Now, could that 70% number be a little inflated?  Possibly; while Google and Yahoo have some stake in keeping fair use loose and ready to rock, Microsoft and some of the other companies are usually firmly on the other side of the fence.  But assume that it is inflated, because hell, that’s a safe assumption with industry-funded studies anyway.  Still, the fact that Fair Use is worth more than copyright is pretty freaking telling, isn’t it? 

And not only is it telling, it’s unsurprising, at least if you know your American history.  Things That Wouldn’t Exist Without Fair (or even unfair) Copyright Violations is a formidable and powerful list, including items like:

*  Disney

*  Hollywood

*  The Internet

*  FM Radio

And other serious economic and cultural players.  Considering that the Internet alone is worth billions to the economy, and for the first part of its life existed almost solely to spread unauthorized chunks of copyrighted content (and still does a hefty amount of it today, to the benefit of many, many people), who’s surprised, really, that the economic value of Fair Use is so large?

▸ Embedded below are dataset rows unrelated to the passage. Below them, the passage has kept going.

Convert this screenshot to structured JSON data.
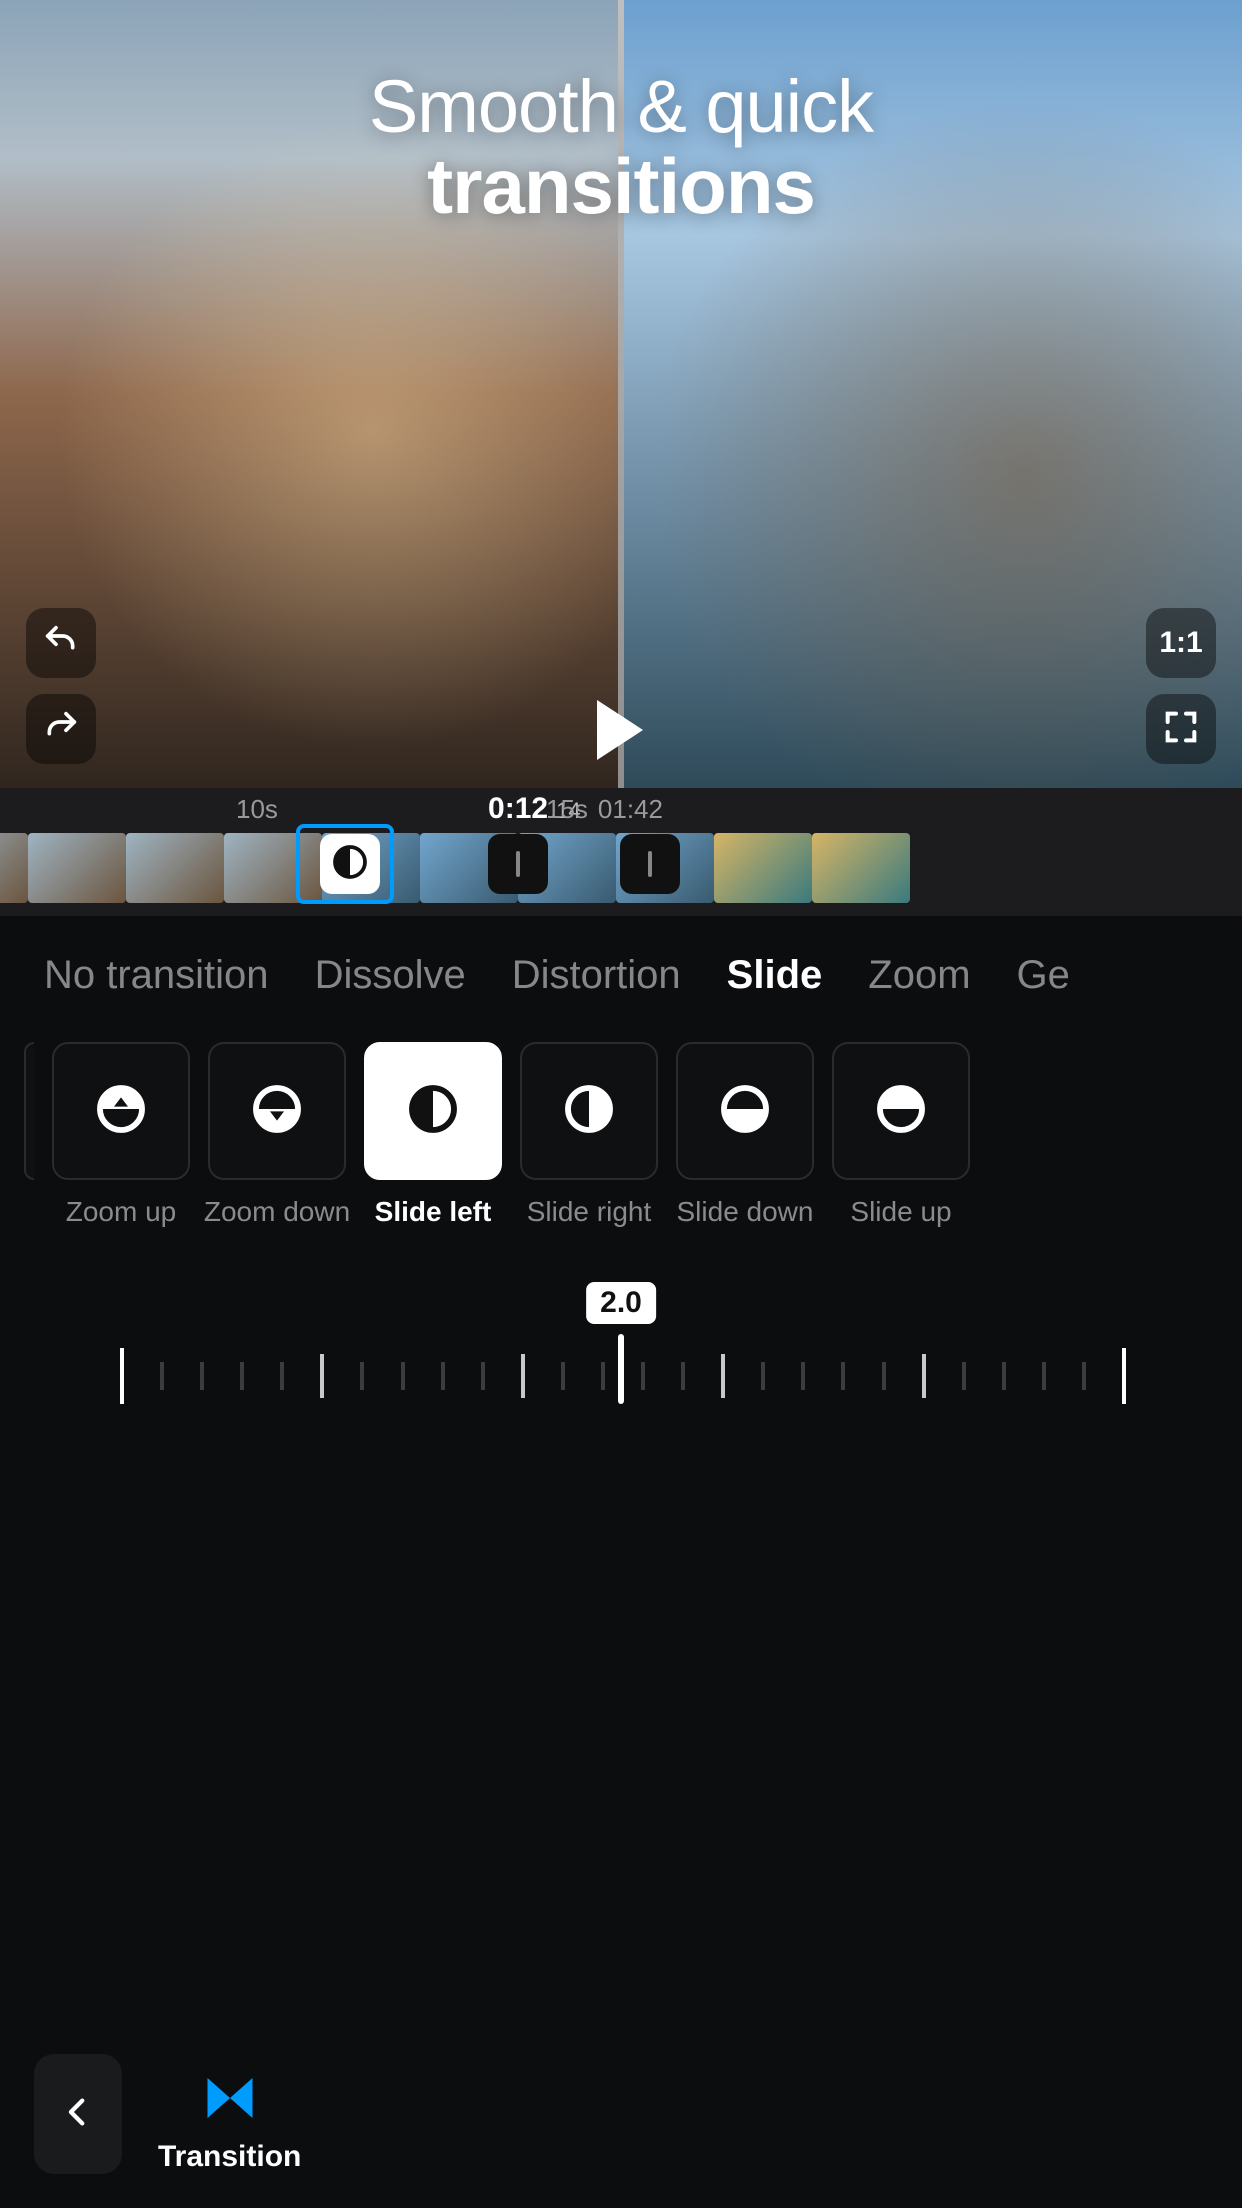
{
  "headline": {
    "line1": "Smooth & quick",
    "line2": "transitions"
  },
  "hud": {
    "aspect_ratio": "1:1"
  },
  "timeline": {
    "mark_left": "10s",
    "mark_right": "15s",
    "current_main": "0:12",
    "current_sub": ".14",
    "total": "01:42"
  },
  "categories": [
    "No transition",
    "Dissolve",
    "Distortion",
    "Slide",
    "Zoom",
    "Ge"
  ],
  "category_active_index": 3,
  "tiles": [
    {
      "id": "zoom-up",
      "label": "Zoom up",
      "selected": false
    },
    {
      "id": "zoom-down",
      "label": "Zoom down",
      "selected": false
    },
    {
      "id": "slide-left",
      "label": "Slide left",
      "selected": true
    },
    {
      "id": "slide-right",
      "label": "Slide right",
      "selected": false
    },
    {
      "id": "slide-down",
      "label": "Slide down",
      "selected": false
    },
    {
      "id": "slide-up",
      "label": "Slide up",
      "selected": false
    }
  ],
  "slider": {
    "value_label": "2.0"
  },
  "toolbar": {
    "transition_label": "Transition"
  },
  "colors": {
    "accent": "#009bff"
  }
}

Look, it’s really simple.  Copyright is supposed to exist to protect and encourage innovation.  And without a robust and flexible implementation of Fair Use, it tends to do exactly the opposite.  Look at how strict movie and music and software fatcats want to be about what you can do with what you buy — you’re only "authorized" to watch this movie at home, on your DVD player; you’re only "authorized" to listen to this music so many times; you’re not "authorized" to re-sell or loan out this game.  They’re thinking like fatcats tend to, putting their PROPERTY OF stickers all over everything they can, but in reality, what are actions like those going to do to their market?

Well, why ask the question?  Just look at the music industry.  Sales are plummetting, artists and music retailers and consumers all hate them, and predictions of their demise have become unanimous in the last few years.

All of this is just another splash on the mural I like to call GOOD THINGS WORK, BAD THINGS DON’T.  Sharing and commenting and modifying and parodying are good things.